Além das características já mencionadas, outra qualidade de inquestionável
importância da 'Sunki Maravilha', que destaca essa seleção das demais
conhecidas dessa tangerina, refere-se à resistência de sua planta matriz à
gomose de Phytophthora, observada em nível de campo. Enquanto todos os
referidos seedlings nucelares de 'Sunki da Flórida' vieram a perecer em
decorrência dessa doença fúngica, o seedlingque originou a 'Sunki Maravilha'
permanece vivo e muito vigoroso, conforme já mencionado. Avaliações visando
confirmar essa importante característica encontram-se em curso, baseadas em
inoculações artificiais, sob condições controladas, de espécies desse fungo,
particularmente P. citrophthora e P. parasitica.

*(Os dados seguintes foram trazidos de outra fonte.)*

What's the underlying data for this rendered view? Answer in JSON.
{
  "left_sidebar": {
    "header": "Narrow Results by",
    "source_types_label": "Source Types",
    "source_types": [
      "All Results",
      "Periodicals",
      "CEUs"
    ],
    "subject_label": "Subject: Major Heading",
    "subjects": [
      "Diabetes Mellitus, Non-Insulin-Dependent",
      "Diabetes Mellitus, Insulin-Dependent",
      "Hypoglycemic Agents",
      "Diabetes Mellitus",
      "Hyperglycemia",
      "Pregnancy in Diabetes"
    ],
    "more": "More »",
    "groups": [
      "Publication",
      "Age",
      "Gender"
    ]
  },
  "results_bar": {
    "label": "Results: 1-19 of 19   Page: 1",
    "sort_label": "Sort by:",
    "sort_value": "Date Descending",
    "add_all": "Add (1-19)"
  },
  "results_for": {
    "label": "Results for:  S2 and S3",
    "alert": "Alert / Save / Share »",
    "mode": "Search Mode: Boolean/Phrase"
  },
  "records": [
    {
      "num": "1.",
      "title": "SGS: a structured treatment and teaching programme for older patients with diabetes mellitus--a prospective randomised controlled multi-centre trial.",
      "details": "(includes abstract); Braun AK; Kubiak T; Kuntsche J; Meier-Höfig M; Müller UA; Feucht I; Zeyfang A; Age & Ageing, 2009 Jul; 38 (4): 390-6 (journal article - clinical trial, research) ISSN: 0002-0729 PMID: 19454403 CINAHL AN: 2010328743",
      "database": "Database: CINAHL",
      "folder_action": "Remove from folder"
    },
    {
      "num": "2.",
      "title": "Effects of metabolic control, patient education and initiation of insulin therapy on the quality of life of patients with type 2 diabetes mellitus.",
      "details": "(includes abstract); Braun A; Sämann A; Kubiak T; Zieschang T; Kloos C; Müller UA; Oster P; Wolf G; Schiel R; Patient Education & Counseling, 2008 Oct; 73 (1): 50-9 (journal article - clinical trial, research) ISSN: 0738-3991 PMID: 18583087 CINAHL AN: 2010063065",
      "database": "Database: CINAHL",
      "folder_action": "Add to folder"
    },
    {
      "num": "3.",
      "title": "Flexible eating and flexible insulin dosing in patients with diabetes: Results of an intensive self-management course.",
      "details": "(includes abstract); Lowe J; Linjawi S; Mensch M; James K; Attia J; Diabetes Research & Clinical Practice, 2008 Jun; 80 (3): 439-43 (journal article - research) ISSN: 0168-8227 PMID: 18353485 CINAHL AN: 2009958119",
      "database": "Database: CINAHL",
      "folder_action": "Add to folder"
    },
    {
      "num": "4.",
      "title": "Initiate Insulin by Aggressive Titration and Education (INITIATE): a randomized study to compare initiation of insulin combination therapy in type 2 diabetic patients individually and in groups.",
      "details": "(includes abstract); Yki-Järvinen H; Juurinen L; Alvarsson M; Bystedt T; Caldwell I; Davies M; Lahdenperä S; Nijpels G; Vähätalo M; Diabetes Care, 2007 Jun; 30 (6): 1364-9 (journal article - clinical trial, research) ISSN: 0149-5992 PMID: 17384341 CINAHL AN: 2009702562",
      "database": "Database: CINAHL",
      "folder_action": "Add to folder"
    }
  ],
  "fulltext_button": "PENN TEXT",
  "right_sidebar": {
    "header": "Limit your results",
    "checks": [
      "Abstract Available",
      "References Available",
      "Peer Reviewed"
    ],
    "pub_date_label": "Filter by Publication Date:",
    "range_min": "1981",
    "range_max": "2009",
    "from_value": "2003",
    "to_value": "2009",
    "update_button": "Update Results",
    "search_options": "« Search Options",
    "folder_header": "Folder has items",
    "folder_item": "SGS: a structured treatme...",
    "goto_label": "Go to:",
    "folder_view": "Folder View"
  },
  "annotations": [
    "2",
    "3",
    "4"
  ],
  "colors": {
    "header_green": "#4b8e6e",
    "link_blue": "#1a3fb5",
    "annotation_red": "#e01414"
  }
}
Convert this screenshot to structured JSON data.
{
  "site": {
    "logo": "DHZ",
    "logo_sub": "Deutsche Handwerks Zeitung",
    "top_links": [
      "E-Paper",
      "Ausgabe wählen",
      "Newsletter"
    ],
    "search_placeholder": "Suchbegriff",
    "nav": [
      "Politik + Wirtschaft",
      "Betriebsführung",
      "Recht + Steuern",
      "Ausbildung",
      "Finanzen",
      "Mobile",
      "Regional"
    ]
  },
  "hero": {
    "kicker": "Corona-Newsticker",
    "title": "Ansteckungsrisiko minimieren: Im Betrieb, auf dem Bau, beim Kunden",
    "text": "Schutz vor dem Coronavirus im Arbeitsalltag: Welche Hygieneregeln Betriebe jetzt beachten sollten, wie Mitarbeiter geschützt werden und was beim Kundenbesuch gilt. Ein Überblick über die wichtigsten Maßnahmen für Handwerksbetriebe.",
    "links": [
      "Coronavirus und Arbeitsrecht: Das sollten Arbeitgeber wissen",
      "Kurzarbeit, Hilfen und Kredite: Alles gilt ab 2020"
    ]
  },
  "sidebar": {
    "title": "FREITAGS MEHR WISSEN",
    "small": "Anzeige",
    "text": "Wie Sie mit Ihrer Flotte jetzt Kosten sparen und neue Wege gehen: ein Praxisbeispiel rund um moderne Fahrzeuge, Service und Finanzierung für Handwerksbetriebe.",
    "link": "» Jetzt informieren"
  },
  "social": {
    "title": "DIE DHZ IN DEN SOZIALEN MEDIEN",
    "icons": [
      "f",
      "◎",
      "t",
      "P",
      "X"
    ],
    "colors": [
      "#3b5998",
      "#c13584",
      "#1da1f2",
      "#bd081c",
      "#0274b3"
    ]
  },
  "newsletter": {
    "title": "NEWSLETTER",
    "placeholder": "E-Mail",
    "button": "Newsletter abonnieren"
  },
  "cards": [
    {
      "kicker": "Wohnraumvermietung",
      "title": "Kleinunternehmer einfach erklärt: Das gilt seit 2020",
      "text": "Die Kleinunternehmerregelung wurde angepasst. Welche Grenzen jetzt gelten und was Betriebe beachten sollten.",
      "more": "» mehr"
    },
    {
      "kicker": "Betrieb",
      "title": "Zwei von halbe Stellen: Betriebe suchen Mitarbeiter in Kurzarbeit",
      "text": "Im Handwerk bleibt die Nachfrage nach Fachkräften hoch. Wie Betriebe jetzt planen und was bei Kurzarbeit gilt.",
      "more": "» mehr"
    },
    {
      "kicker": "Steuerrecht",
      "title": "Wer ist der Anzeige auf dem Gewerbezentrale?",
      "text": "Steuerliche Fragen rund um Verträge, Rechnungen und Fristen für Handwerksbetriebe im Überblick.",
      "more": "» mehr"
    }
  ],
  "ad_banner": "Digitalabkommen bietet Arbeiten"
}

Com base no conjunto de informações obtidas, a seleção 'Sunki Maravilha', a
exemplo do que se deu para a 'Sunki Tropical' (Soares Filho et al., 2002a),
pode ser indicada como alternativa viável em um programa de diversificação de
porta-enxertos, considerando-se condições ambientais e combinações com
variedades-copa em relação às quais a tangerina 'Sunki' apresenta bom
comportamento agronômico. Espera-se que essa seleção, à semelhança do que vem
sendo observado em clones tradicionais de tangerina 'Sunki', seja tolerante à
Morte Súbita dos Citros, problema de origem ainda desconhecida que tem causado
sensíveis prejuízos em pomares assentados sobre limão 'Cravo', particularmente
no Sudeste do Brasil.
CONCLUSÕES
1) A seleção 'Maravilha' pode ser indicada como alternativa de uso em programas
de diversificação de porta-enxertos nas condições em que a tangerina 'Sunki'
apresenta bom comportamento agronômico, principalmente em função de seu
relativamente elevado número médio de sementes por fruto (7,7) e de sua
previsível uniformidade de seedlings, esta decorrente da elevada porcentagem de
poliembrionia que manifesta (100%), além de sua provável resistência à gomose
de Phytophthora.
2) Com o aumento do grau de poliembrionia verifica-se, em sementes
poliembriônicas de tangerina 'Sunki', uma maior concentração de embriões nas
classes de menor tamanho (< 3,0 mm).